Only he hasn’t played baseball his whole life. In fact, up until four years ago the word “baseball” had never entered his vocabulary.
“I’d never ever heard of what baseball is,” he says. “Never even seen it on TV. Never heard of baseball.”
That’s because Rinku grew up in rural India.
“Hard life,” he describes it. “Yeah, you can say that.”
The son of a truck driver, Rinku was a standout javelin thrower when a TV show changed his life forever.
“My javelin coach told me there’s a TV reality show called ‘Million Dollar Arm’,” Rinku remembers. “He said, ‘Why don’t you try out?’
“I said, ‘No, I don’t want to go hurt myself.’
“He said, ‘No just go and try.'”
Singh became a baseball player and won. He didn’t take home a million dollars, but did get $100,000 and a trip to America.
Along with runner up Dinesh Patel, the two worked out in front of pro baseball scouts. But only one team came calling – the Pittsburgh Pirates.
Many thought it was a joke.
“Yeah, to be honest, it was not real well received,” says Pirates General Manager Neal Huntington. “It was a publicity stunt, or it’s a marketing ploy. This opportunity came and we wanted to be the first organization to sign somebody out of India.”

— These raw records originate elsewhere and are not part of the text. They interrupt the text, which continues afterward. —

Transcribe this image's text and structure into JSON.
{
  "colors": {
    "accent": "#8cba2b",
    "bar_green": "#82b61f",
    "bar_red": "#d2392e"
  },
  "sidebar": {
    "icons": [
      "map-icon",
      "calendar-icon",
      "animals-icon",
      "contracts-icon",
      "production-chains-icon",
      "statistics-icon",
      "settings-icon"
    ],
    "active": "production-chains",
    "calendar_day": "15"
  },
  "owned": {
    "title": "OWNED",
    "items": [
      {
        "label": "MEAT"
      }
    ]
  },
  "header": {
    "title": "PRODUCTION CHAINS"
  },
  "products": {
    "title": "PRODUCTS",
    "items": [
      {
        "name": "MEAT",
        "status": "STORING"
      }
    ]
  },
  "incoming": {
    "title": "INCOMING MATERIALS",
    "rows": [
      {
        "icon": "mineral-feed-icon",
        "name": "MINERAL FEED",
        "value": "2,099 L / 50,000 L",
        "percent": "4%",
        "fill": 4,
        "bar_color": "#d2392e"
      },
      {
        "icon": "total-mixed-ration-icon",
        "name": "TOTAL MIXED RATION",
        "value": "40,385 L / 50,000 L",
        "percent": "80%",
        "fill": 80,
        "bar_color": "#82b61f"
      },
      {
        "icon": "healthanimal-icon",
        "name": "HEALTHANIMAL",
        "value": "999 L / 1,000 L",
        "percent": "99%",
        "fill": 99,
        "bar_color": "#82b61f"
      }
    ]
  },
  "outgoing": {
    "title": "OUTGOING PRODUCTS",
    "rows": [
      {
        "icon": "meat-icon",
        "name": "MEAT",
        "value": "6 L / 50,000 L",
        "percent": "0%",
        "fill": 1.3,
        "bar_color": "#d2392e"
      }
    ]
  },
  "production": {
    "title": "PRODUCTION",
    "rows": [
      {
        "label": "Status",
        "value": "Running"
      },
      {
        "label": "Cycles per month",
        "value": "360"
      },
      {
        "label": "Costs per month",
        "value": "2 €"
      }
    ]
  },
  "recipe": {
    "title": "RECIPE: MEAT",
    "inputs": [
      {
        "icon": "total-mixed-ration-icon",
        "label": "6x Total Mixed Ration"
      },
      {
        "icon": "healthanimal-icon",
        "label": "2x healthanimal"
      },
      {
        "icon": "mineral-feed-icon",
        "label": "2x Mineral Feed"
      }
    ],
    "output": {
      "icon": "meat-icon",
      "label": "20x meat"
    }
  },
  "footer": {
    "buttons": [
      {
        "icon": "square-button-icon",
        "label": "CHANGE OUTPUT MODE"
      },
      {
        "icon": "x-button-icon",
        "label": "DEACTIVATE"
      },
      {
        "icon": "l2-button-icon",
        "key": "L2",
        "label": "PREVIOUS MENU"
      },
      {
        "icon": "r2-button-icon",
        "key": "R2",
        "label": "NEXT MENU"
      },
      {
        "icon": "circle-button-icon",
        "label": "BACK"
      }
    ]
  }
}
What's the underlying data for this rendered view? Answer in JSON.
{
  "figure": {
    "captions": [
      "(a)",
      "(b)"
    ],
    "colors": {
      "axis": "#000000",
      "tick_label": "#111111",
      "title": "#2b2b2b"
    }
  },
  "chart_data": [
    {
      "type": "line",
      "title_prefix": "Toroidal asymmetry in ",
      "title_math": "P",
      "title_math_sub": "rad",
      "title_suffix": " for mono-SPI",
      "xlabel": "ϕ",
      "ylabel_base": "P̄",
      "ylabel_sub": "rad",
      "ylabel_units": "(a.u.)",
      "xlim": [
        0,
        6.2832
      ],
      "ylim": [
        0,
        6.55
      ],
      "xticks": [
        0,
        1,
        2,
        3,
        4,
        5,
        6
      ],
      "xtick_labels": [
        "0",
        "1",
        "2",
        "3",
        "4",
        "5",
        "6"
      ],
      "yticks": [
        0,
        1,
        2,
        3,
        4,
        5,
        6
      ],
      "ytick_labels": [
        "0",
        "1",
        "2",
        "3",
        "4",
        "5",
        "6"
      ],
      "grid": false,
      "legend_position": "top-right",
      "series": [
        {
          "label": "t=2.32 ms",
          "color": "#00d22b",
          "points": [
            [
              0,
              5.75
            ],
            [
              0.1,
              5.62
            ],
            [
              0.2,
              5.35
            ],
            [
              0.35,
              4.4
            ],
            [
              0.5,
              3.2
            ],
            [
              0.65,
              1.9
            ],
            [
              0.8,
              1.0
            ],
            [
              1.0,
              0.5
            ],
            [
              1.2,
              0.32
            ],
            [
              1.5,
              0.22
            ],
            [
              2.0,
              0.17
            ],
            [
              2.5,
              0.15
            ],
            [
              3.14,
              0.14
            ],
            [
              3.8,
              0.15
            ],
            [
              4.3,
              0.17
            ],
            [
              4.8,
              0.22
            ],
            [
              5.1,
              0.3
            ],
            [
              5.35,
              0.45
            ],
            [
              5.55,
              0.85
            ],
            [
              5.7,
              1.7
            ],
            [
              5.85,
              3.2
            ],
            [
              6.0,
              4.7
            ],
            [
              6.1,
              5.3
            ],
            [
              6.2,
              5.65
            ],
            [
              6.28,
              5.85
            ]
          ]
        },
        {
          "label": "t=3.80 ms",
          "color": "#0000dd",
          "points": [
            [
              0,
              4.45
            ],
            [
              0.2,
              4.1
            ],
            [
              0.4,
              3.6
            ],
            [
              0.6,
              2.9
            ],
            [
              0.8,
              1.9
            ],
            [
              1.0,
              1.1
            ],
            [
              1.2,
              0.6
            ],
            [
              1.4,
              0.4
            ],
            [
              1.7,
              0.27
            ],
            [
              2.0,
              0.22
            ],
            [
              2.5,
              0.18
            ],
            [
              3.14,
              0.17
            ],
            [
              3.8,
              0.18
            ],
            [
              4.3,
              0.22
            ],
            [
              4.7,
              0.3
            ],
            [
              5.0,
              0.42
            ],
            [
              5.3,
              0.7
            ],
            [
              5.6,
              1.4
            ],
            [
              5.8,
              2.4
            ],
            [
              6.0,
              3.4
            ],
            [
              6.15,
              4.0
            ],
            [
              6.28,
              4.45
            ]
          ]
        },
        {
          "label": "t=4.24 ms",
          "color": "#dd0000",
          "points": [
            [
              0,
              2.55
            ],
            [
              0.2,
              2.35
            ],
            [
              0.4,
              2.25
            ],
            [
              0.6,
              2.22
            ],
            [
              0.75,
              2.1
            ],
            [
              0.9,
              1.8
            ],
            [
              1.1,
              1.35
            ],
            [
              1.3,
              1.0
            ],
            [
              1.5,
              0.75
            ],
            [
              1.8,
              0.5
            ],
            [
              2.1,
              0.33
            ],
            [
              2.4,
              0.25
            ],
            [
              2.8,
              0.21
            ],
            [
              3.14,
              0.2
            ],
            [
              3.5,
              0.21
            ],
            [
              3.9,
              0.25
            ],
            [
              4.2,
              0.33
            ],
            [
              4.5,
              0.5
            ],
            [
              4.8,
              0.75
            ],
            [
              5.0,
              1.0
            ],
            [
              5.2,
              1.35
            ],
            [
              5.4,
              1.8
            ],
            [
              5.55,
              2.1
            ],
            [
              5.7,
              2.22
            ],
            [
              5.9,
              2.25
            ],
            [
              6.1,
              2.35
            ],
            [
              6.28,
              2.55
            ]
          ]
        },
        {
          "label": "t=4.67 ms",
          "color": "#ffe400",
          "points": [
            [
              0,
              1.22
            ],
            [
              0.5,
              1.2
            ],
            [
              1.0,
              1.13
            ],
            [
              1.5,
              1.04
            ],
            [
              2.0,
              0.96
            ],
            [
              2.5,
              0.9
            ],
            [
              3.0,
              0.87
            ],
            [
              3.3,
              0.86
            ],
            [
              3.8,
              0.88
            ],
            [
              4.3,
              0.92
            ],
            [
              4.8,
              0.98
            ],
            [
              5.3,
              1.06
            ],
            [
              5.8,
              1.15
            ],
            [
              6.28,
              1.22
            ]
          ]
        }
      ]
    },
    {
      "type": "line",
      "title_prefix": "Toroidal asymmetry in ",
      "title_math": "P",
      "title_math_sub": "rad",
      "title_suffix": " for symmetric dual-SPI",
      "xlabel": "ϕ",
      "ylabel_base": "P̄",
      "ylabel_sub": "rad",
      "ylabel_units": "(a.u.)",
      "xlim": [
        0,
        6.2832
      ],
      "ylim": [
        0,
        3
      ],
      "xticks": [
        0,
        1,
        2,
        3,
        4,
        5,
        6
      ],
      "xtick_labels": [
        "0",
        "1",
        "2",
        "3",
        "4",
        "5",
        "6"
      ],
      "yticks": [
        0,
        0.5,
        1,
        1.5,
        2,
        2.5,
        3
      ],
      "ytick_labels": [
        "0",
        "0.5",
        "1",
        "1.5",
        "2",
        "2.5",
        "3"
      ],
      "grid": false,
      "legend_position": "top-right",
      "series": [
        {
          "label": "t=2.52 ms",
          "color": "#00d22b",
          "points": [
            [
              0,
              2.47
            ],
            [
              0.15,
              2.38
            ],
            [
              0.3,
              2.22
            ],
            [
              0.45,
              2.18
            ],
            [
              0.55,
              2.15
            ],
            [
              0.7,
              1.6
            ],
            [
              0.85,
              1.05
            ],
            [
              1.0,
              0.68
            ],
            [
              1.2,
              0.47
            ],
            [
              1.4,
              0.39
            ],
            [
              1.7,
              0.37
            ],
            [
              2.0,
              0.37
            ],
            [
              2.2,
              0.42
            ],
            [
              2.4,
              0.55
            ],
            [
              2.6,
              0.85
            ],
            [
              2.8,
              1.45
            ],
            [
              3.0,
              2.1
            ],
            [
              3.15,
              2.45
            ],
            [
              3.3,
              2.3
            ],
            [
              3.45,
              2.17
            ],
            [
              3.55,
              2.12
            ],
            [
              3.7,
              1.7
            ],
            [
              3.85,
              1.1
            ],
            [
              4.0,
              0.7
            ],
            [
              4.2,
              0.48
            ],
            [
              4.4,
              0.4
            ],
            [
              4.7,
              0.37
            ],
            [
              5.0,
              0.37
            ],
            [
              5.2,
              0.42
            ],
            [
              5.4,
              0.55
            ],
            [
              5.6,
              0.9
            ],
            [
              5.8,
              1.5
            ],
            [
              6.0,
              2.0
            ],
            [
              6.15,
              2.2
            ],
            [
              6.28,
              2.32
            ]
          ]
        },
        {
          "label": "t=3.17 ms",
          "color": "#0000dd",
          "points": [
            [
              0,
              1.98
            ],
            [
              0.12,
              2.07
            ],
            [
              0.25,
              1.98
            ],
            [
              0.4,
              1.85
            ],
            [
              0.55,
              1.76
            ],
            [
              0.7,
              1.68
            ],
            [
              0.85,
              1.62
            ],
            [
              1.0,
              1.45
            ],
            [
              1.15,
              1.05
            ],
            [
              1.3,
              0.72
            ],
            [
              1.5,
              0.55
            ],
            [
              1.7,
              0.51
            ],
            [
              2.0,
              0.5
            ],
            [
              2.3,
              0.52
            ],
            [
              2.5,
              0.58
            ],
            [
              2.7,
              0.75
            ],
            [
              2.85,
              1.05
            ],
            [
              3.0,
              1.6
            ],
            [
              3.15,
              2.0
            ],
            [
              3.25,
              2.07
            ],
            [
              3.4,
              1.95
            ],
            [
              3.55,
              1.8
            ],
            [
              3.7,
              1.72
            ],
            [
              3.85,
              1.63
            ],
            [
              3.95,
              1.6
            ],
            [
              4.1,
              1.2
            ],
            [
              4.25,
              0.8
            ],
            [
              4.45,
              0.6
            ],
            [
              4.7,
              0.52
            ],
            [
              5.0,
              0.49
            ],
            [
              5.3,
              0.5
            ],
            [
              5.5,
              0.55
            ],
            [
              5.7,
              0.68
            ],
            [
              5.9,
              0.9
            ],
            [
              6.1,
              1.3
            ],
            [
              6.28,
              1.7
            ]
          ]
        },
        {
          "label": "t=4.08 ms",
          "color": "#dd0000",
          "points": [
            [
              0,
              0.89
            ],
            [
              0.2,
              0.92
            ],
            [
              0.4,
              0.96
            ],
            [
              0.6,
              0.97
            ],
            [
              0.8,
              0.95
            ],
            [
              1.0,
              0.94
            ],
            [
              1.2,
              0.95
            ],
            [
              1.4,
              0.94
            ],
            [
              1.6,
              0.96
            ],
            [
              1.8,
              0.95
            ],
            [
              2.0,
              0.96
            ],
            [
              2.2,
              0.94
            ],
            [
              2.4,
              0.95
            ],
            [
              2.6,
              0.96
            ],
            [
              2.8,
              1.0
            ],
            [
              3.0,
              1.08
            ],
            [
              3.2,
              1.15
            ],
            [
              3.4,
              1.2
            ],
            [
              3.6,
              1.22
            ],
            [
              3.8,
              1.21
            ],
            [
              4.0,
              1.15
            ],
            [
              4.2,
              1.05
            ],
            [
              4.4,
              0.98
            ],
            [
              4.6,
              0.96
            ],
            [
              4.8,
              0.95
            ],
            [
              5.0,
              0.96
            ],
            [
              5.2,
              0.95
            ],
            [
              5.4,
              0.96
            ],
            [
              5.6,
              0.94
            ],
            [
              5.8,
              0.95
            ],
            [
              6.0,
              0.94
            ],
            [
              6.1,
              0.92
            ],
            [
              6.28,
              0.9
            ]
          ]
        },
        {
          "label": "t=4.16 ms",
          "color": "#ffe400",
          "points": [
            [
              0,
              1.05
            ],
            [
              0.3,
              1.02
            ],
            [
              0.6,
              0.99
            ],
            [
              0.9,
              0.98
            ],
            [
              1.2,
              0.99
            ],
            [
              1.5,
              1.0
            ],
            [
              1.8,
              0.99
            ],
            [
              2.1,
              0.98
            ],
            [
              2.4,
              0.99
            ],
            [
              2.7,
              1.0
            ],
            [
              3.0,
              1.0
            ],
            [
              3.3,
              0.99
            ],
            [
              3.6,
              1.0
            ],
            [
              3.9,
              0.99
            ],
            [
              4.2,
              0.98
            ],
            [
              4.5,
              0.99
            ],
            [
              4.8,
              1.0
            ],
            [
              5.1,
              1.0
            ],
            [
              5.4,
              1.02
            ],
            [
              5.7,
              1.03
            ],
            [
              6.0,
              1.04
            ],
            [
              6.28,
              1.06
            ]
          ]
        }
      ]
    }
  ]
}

Unable to speak English and unaware what a strikeout was, Rinku studied the game of baseball every minute of every day.
“That first time I had a strikeout,” he remembers, “I really couldn’t believe how much I was happy. People talk about strikeouts, I’m watching it on TV.”
“I’m impressed,” says his pitching coach in West Virginia Willie Glen. “To have only picked up a baseball four years ago, he’s come a long way pretty quickly.”
“To have no baseball at all,” he says, “to where he’s able to compete at Low-A level, and some scouts say he has a chance, is fascinating.”
As he pursues his newfound dream, halfway around the world from his home, Rinku hasn’t seen his parents in years.
“Mom and Dad have no idea what I’m doing here,” Rinku says. “No idea. Every time I talk to them all they just say: ‘Do not forget what you’re there for and where you’re coming from. Do not forget that.’”
So could this former javelin thrower from India one day play at PNC Park?
“We weren’t sure they were ever gonna make it to play baseball under the lights, let alone make it to the major leagues,” Huntington says, “and Rinku has made it under the lights. He’s having success. It’s a great story and it’s gonna be a lot of fun to see how far he can take it.”
“He’s into the realm of baseball stuff,” Glen says. “He’s got that down. He’s on his way somewhere.”
“I don’t know about the future,” Rinku says, “but I think if I’m gonna keep working hard at what I’m doing now, it’s not gonna take long time to get there. It’s all about work ethic and I believe in it.”